Sofia Ashraf und ein anderes Beispiel für das engagierte (umwelt-)politische „Lied“ in Südindien (Achtung: es geht um eine Aktion gegen Unilever im Jahre 2015):
Im Nachspann bei 2:42 zu beachten: „Supported by T.M. Krishna“ !
Warum der offenbar einverständliche Protest?
Information über Kodaikanal hier. Über Quecksilbervergiftung in Kodaikanal hier.
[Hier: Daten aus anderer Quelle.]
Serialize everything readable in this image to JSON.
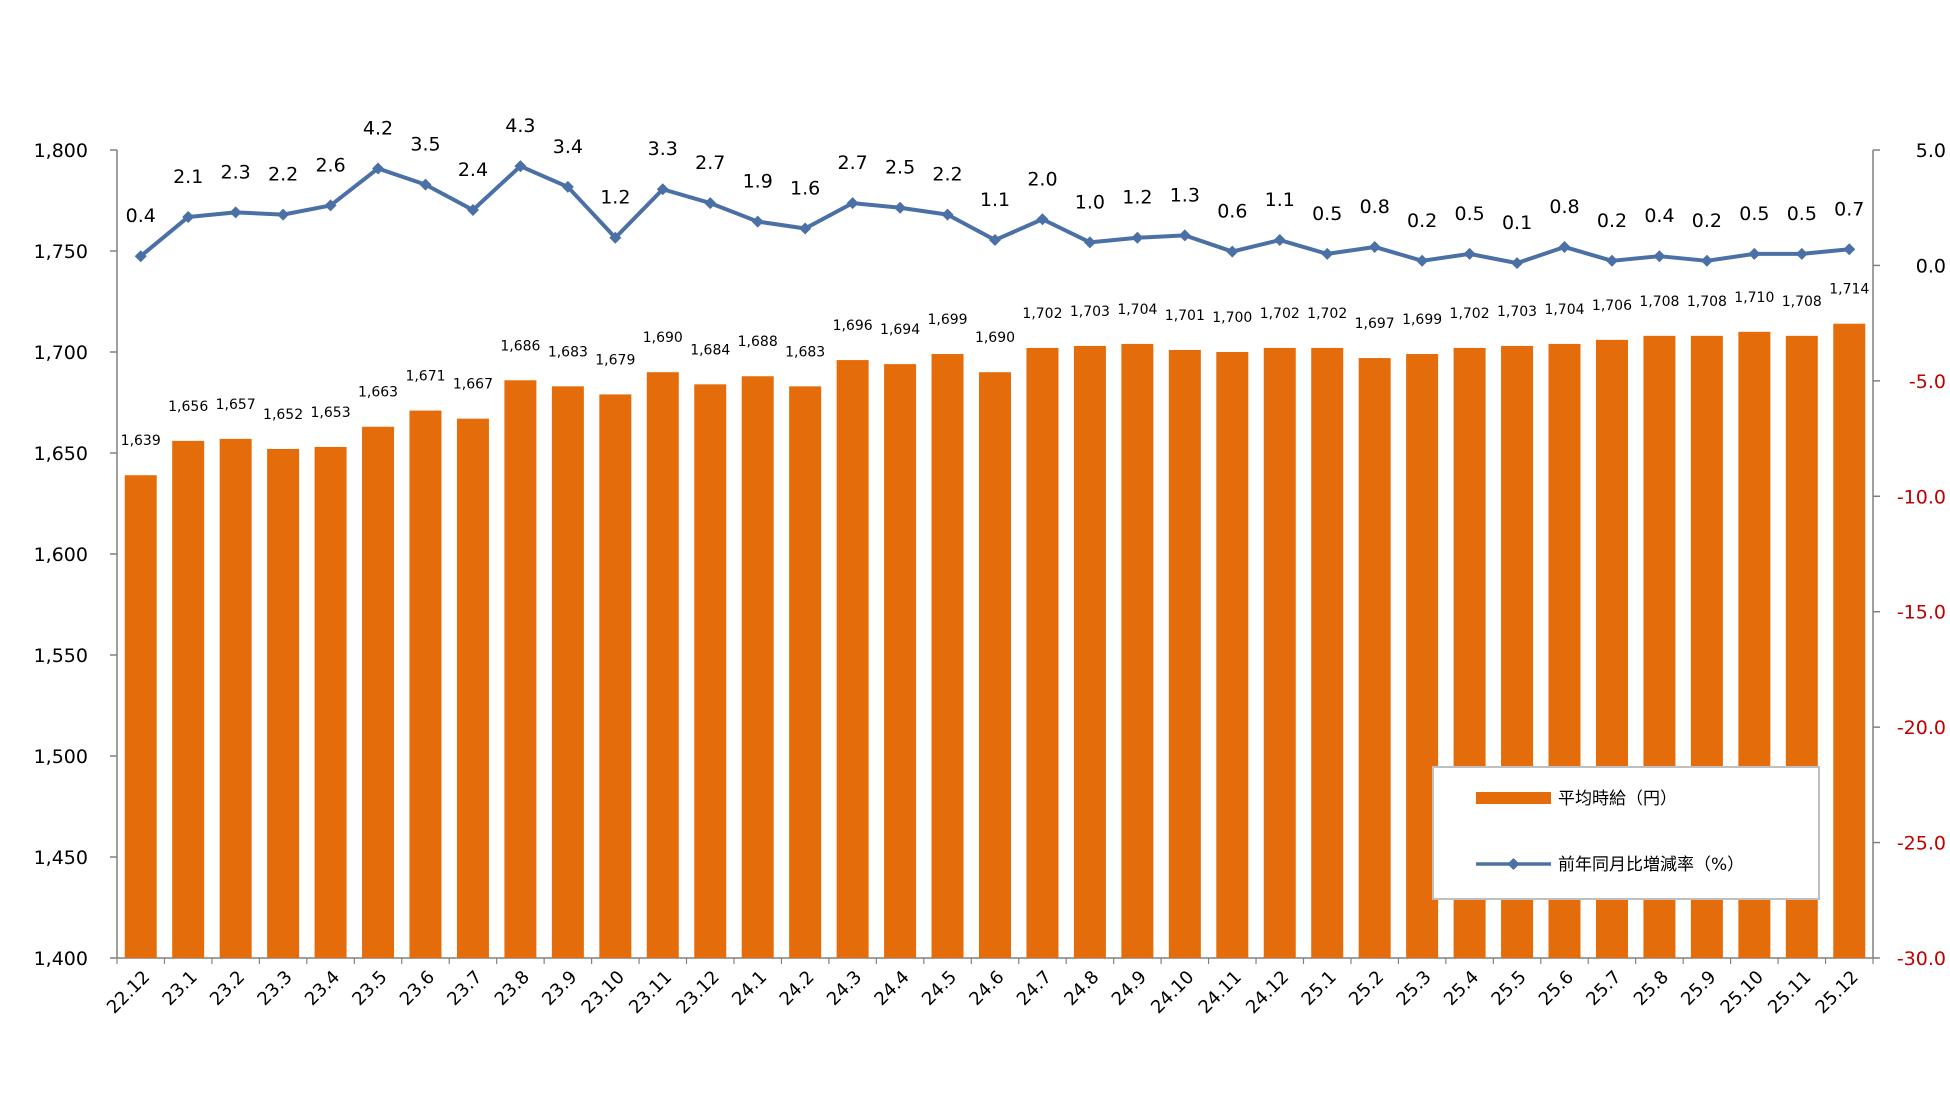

Ja, ich bekenne es, ungern bestelle ich mir ein Buch bei dem weltweit bekannten Versand, aber es ging mir darum, schnellstmöglich an die Literatur zu kommen, die mir das oben erwähnte Werk über South Indian Classical Music von Ludwig Pesch auf eine Weise ergänzt, die mir bisher verschlossen war. Seit ich 1967 die karnatische Musik Südindiens durch Josef Kuckertz im Kölner Seminar kennenlernte, – ohne seine peniblen Transkriptionsübungen hätte ich die Schönheit einer Krti von Muttusvami Dikdhitar vielleicht nie bemerkt – , seit damals jedoch gab es in erster Linie nur dieses Interessengebiet in Südindien für mich. Hier jedoch erwartet mich offenbar das entscheidende Bindeglied zur „Realität“:
ZITAT Pressetext
T.M. Krishna, one of the foremost Karnatik vocalists today, begins his panoramic exploration of that tradition with a fundamental question: what is music? Taking nothing for granted and addressing diverse readers from Karnatik music’s rich spectrum and beyond it, Krishna provides a path-breaking overview of south Indian classical music. He advances provocative ideas about various aspects of its practice. Central to his thinking is the concept of ‚art music‘, the ability to achieve abstraction, as the foundational character of Karnatik music. In his explorations, he sights the visible connections and unappreciated intersections between this music form and others – Hindustani music, Bharatanatyam, fusion music and cine music – treading new, often contentious, ground.